My Top 12 Data Mesh FAQs based on real world experiences so far.
- What technology should I use for my data product storage layer?
- Is every Data Mesh implementation the same?
- What frontend tool can be used to the support the citizen data engineers (business users) in the mesh supervision plane?
- What technology can we use to deliver insight across the Data Mesh?
- Should all Data Mesh capabilities be de-centralised?
- When does a data platform implementation become a Data Mesh?
- How long will it take to implement a Data Mesh?
- What is the difference between Data Mesh and Data Fabric?
- Should a data product handle both transactional/operational and analytical data?
- What makes minimum viable Data Mesh contain?
- Is Data Mesh just hype or could we make it a reality?
- Should we be thinking about all data, as a product?
What technology should I use for my data product storage layer?

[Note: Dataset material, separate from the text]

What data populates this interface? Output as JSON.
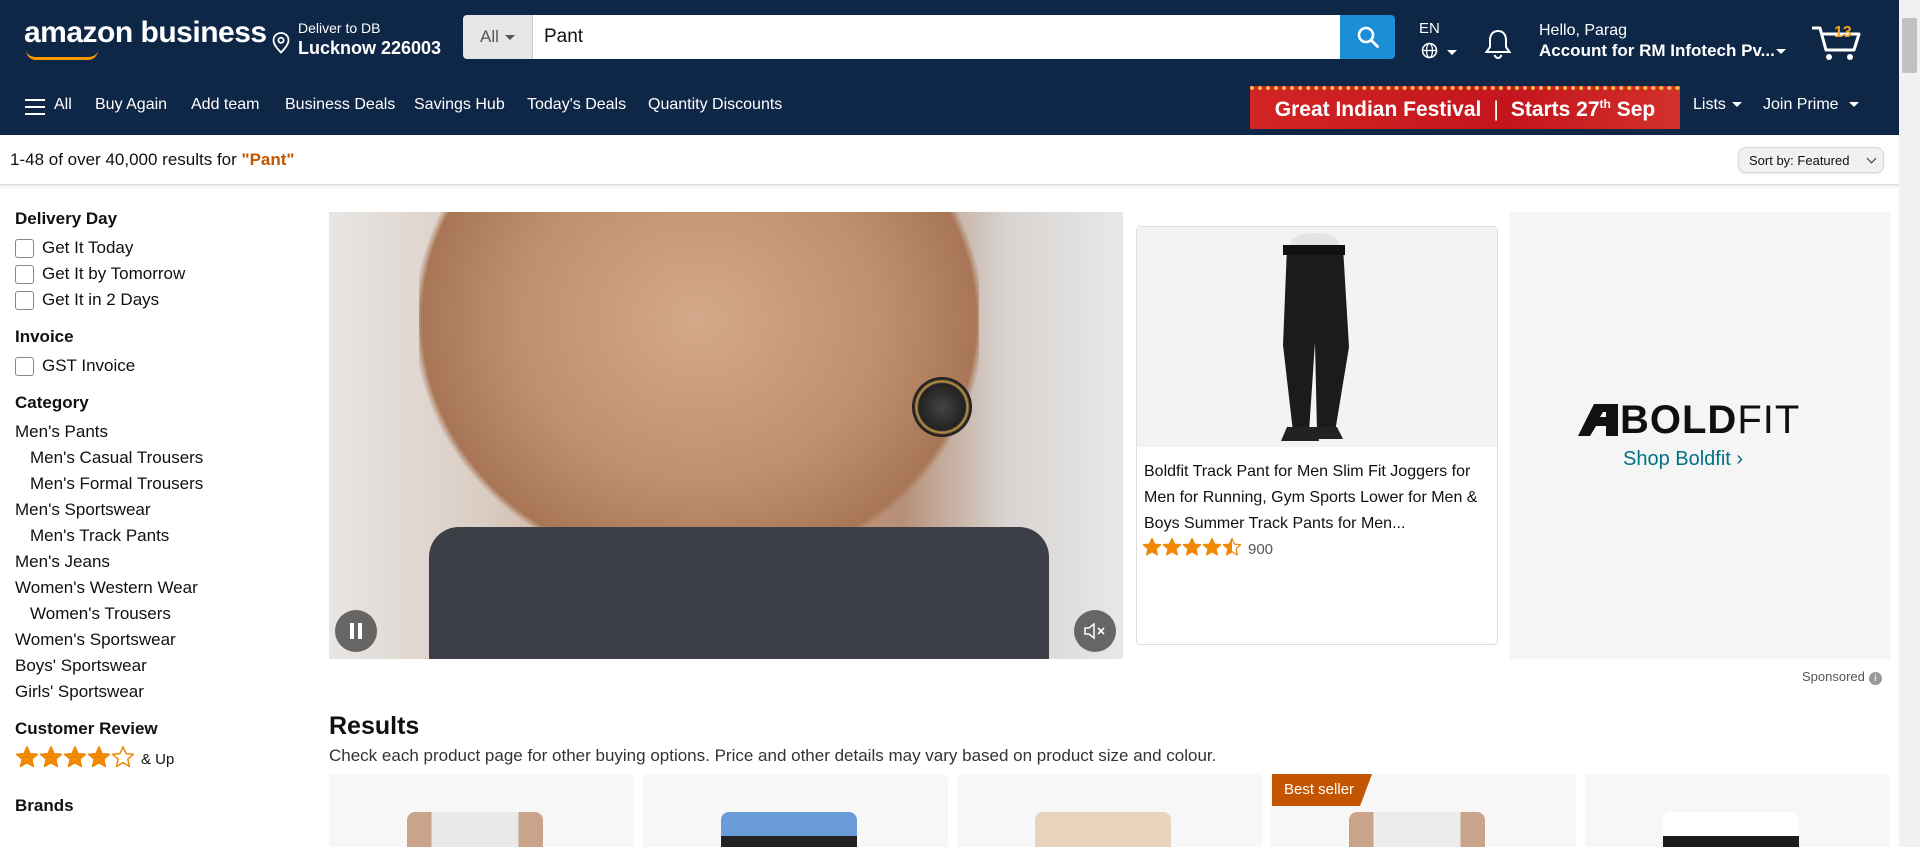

Answer: Data Mesh is about so much more than technology. If asking this question, there is probably a wider disconnection in the understanding of the goal behind delivering a data mesh architecture. To be simplistic with the answer, use a Data Lake for storage. But what is the use case you are trying to solve for. A better answer might be to use a Data Lake, but setup using the Delta Lake open-source format. However, this still needs to be use case driven based on the requirements of the data product. It’s more important that we have common interfaces for the data products and interfaces across the mesh that make the data accessible, regardless of the underlying product storage.
Is every Data Mesh implementation the same?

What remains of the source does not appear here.